Ingenieros de Facebook gestionan una de las mayores carteras de software del mundo, con decenas de aplicaciones y millones de líneas de código que proporcionan una amplia variedad de servicios a miles de millones de usuarios en todo el mundo.
Encontrar errores de seguridad en esta gigantesca pila de código no siempre es sencillo, pero a través de herramientas de análisis estático desarrolladas internamente como Pysa y Zoncolan, Facebook ha hecho un esfuerzo concertado para encontrar los problemas antes de que lleguen al código de cara al público.
Sin embargo, no se ha revelado mucho sobre lo que sucede cuando los ingenieros de Facebook descubren errores de seguridad dentro de su código.
Obviamente, la vulnerabilidad está parcheada, pero algunos errores son más difíciles de arreglar que otros. Eso es porque no todo el código de Facebook es único. Una gran parte de las aplicaciones de Facebook también es apoyada por pequeñas bibliotecas desarrolladas por terceros.
En los últimos años, Facebook ha encontrado a menudo vulnerabilidades en estos componentes de terceros, que el equipo de seguridad de la compañía siempre ha reportado a sus respectivos dueños.
Sin embargo, no todas las revelaciones han sido del agrado de Facebook. Algunos desarrolladores de bibliotecas han corregido los errores en cuestión de días, mientras que en otros casos, Facebook ha tenido que forzar a las bibliotecas a parchear el código mismo, o desarrollar sus propias alternativas internas.
Una forma en la que Facebook quiere abordar estas problemáticas revelaciones es a través de una nueva política que la compañía tiene la intención de aplicar, desde ahora.
Llamada “política de divulgación de vulnerabilidades”, se trata de un conjunto de reglas que los ingenieros de Facebook planean aplicar cuando informen de las vulnerabilidades que encuentren a terceras entidades.
Según un resumen de estas nuevas reglas, Facebook promete “hacer un esfuerzo razonable para encontrar el contacto adecuado para informar de una vulnerabilidad” a cualquier entidad de terceros.

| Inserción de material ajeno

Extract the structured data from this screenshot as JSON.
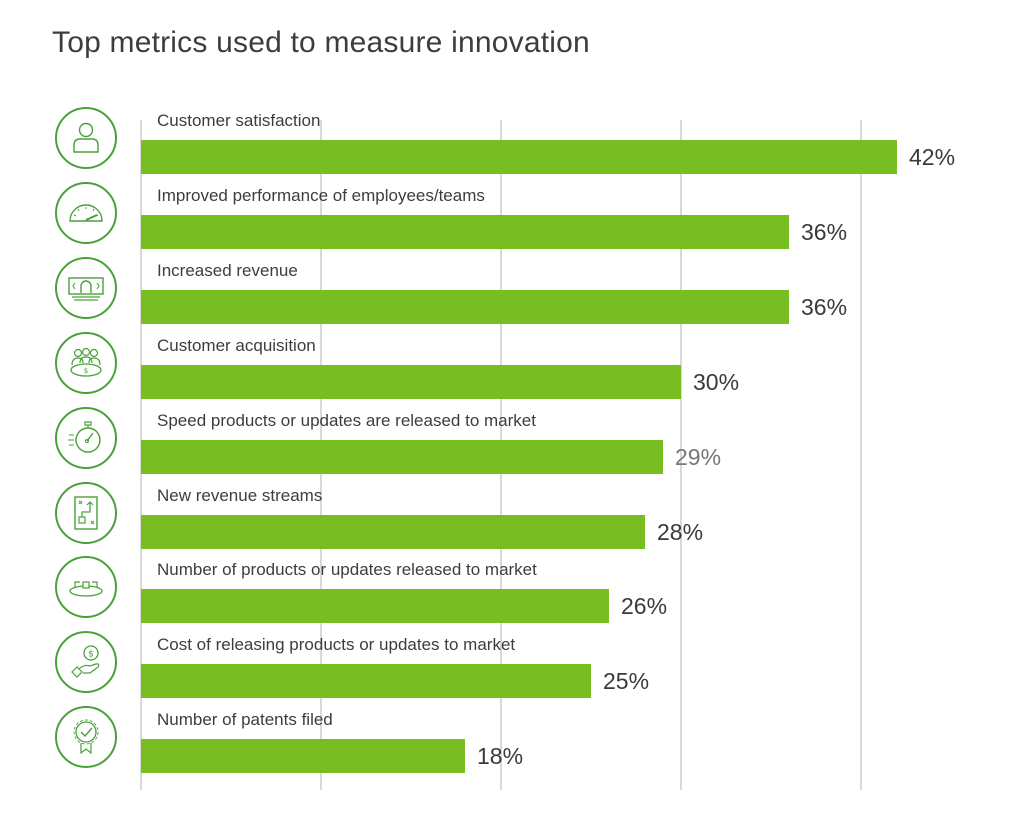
{
  "chart_data": {
    "type": "bar",
    "orientation": "horizontal",
    "title": "Top metrics used to measure innovation",
    "xlabel": "",
    "ylabel": "",
    "xlim": [
      0,
      45
    ],
    "grid": true,
    "grid_values": [
      0,
      10,
      20,
      30,
      40
    ],
    "unit": "%",
    "bar_color": "#78bd22",
    "icon_color": "#4aa03a",
    "categories": [
      "Customer satisfaction",
      "Improved performance of employees/teams",
      "Increased revenue",
      "Customer acquisition",
      "Speed products or updates are released to market",
      "New revenue streams",
      "Number of products or updates released to market",
      "Cost of releasing products or updates to market",
      "Number of patents filed"
    ],
    "values": [
      42,
      36,
      36,
      30,
      29,
      28,
      26,
      25,
      18
    ],
    "value_labels": [
      "42%",
      "36%",
      "36%",
      "30%",
      "29%",
      "28%",
      "26%",
      "25%",
      "18%"
    ],
    "icons": [
      "person-icon",
      "speedometer-icon",
      "banknote-icon",
      "meeting-table-icon",
      "stopwatch-icon",
      "strategy-map-icon",
      "workflow-icon",
      "hand-coin-icon",
      "award-badge-icon"
    ],
    "muted_label_index": 4
  }
}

Después de que se haga el contacto, Facebook dice que proporcionará un informe técnico detallado que describa el fallo, pero si una compañía/desarrollador no reconoce haber recibido este informe dentro de 21 días, sus ingenieros revelarán públicamente los detalles del fallo en línea para que otros usuarios/desarrolladores puedan proteger sus productos.
Los terceros que reconozcan los informes tienen 90 días para arreglar los problemas, que es el plazo estándar no oficial en la comunidad del software que los cazadores de errores dan a las empresas para parchear los fallos de seguridad.
Si bien Facebook podría dar a algunas empresas cierta libertad de acción en este plazo de 90 días, una vez que éste pase, Facebook dice que divulgará públicamente los detalles del fallo y permitirá a los usuarios y a las empresas mitigar el fallo de terceros como consideren oportuno.
La única situación en la que Facebook se hará pública de inmediato es cuando un error en un componente de terceros esté bajo explotación activa. Sin embargo, no todos los días cero, como también se denominan estos errores, serán divulgados de inmediato, sino sólo aquellos casos en los que la divulgación del error ayuda a los usuarios a estar seguros.